Sunday, July 17, 2005

Angola thinks about wrapping up elections begun thirteen years ago

In 1992, Angolans cast their votes in the first presidential elections since independence in 1975. Jose Eduardo Dos Santos won the election, but only by a plurality. This should have forced a second round of voting, but the nation was instead plunged back into civil war when runner-up Jonas Savimbi rejected the results outright. Savimbi was killed in 2002--either in combat, or by a CIA grown tired of its erstwhile puppet's pulling a Pinocchio on them, or by agents of Angola's old colonizer, Portugal. It hardly matters, since the relative peace and quiet since his passing sure makes it look like he needed to be shown the door.

Oddly, Dos Santos' government wants to explore the feasibility of finishing the elections started thirteen years ago, now that the runner-up is a corpse. Now I'm not too familiar with Angolan politics, but this looks to me like a tricky scheme to sideline all other opposition candidates by telling them that they cannot run in the elections in 2006, since the citizens will actually be voting in a run-off and not in a general election. Santos would be pretty much guaranteed to win a run-off between him and a replacement candidate from UNITA, partly because the return to violence in 1992 hurt UNITA's support but mainly because Dos Santos has since used his power to consolidate control over the media. I suppose this could also justify Dos Santos' declaring that he's actually beginning his first term in 2006, circumventing Angola's constitution's limit of two five-year terms. And speaking of the constitution, let's look at Article 57, Section 2:
The President of the Republic shall be elected by an absolute majority of valid votes. If no candidate obtains one, there shall be a second vote in which only the two candidates who obtained the greatest number of votes in the first and who have not withdrawn may compete. [Emphasis mine.]

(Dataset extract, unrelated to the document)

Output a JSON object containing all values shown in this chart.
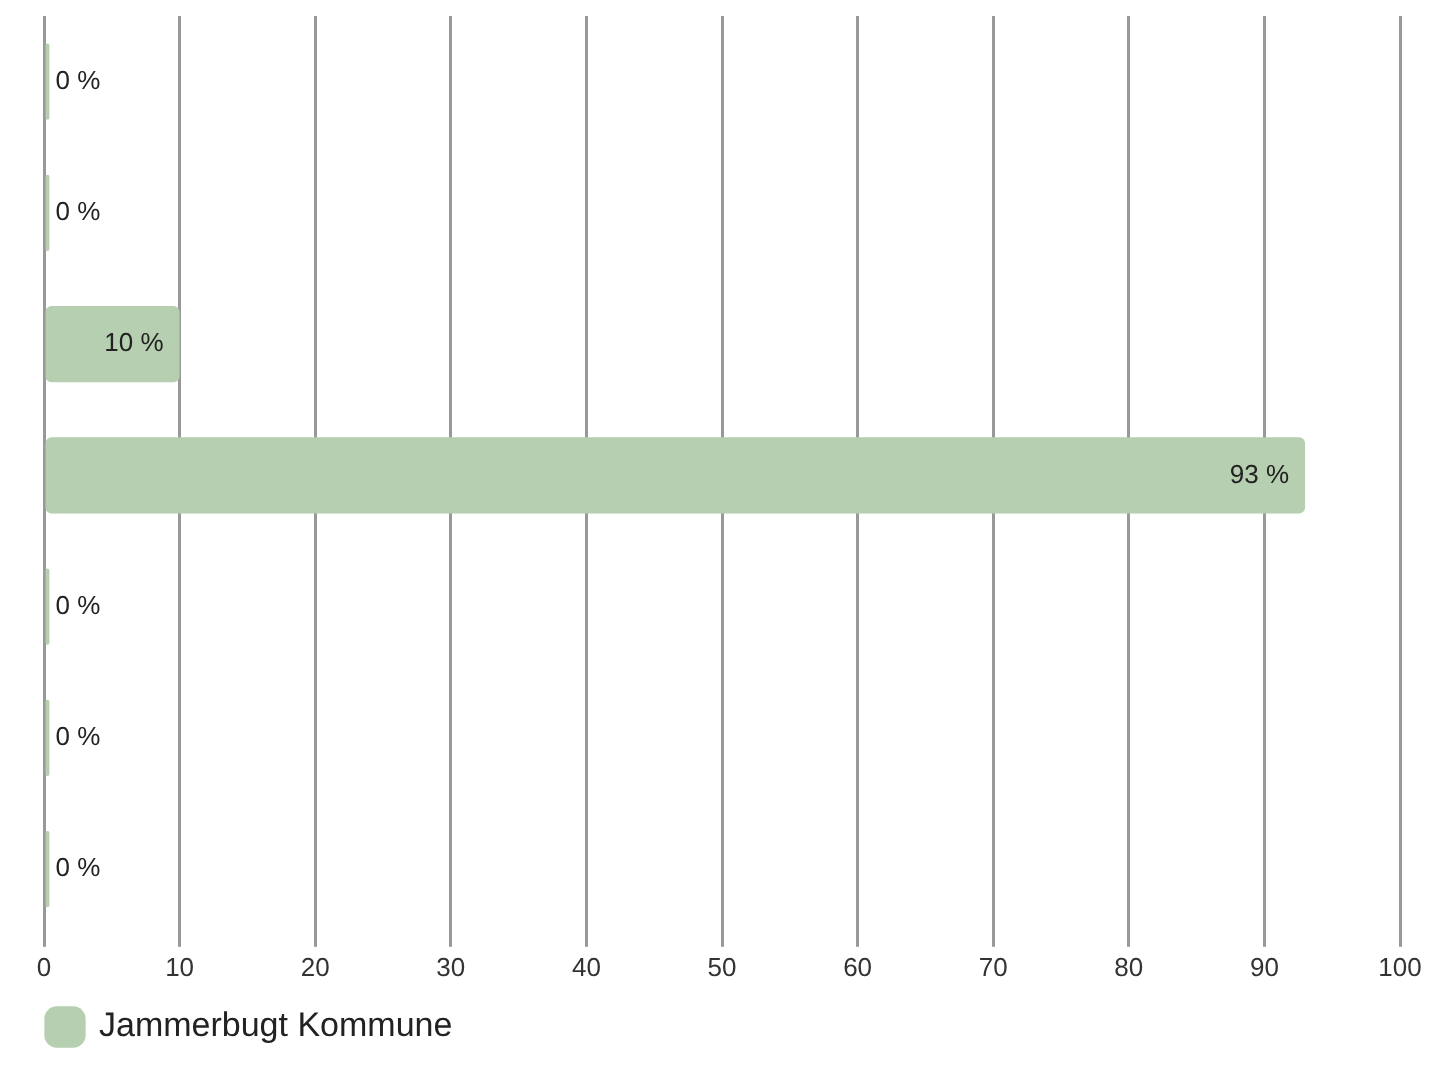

It seems obvious to me that dying is tantamount to withdrawing from the race, since you've effectively withdrawn from all things earthly. Dos Santos' apparent inclination to a run-off against his deceased nemesis starts to look less and less like principled adherence to rule of law.


Dos Santos at the White House last year. The question is, is he coming or going?

As Angola lurches toward freedom and democracy, there are other issues of liberation at stake as well. Dos Santos' government maintains tight-fisted control over the Cabinda Province, where a half-million people claim they are a distinct cultural and national identity screwed by Portugal and handed to Angola for the sake of oil revenues. Cabinda has accused the Dos Santos government of kidnappings, torture, and killings in the region. Human Rights Watch published a report in late 2004 backing up these assertions.

Cabinda is frequently described as being in the north of Angola, which is like saying Vancouver is in the north of the United States. Cabinda shares no border with Angola, and whether it prefers to be Luanda's Alaska or its Panama should be up to its own people, especially in light of its claim that Angola violated international law by ignoring treaties and collaborating with Chevron-Texaco to raid Cabinda's oil wealth. The Front for the Liberation of the Enclave of Cabinda (FLEC) wants Dos Santos' government troops out, but whether FLEC can fill the void is debatable, given that they've already got two separate governments in exile, with two leaders and two websites. Not a good sign. (Click FLEC above for one website; click here for the second.) An independent Cabinda wouldn't be the smallest nation in Africa, but it would be a tiny, potentially rich and possibly politically divided country sandwiched between the Democratic Republic of the Congo and the Republic of the Congo, two much larger states that have themselves been riven by ethnic strife and civil war lately.

The question of Cabinda is just one issue that will be better resolved in a free and democratic Angola. The actions of the Dos Santos government in the lead up to the planned 2006 elections should not be overlooked by the U.S. and the European Union. Pressure should be put on Luanda to relax restrictions on the press and on freedom of assembly. This is a region that has proven all too capable of returning to civil war after periods of peace and democratic progress. Let's do our best to help Angolans make sure it doesn't happen again.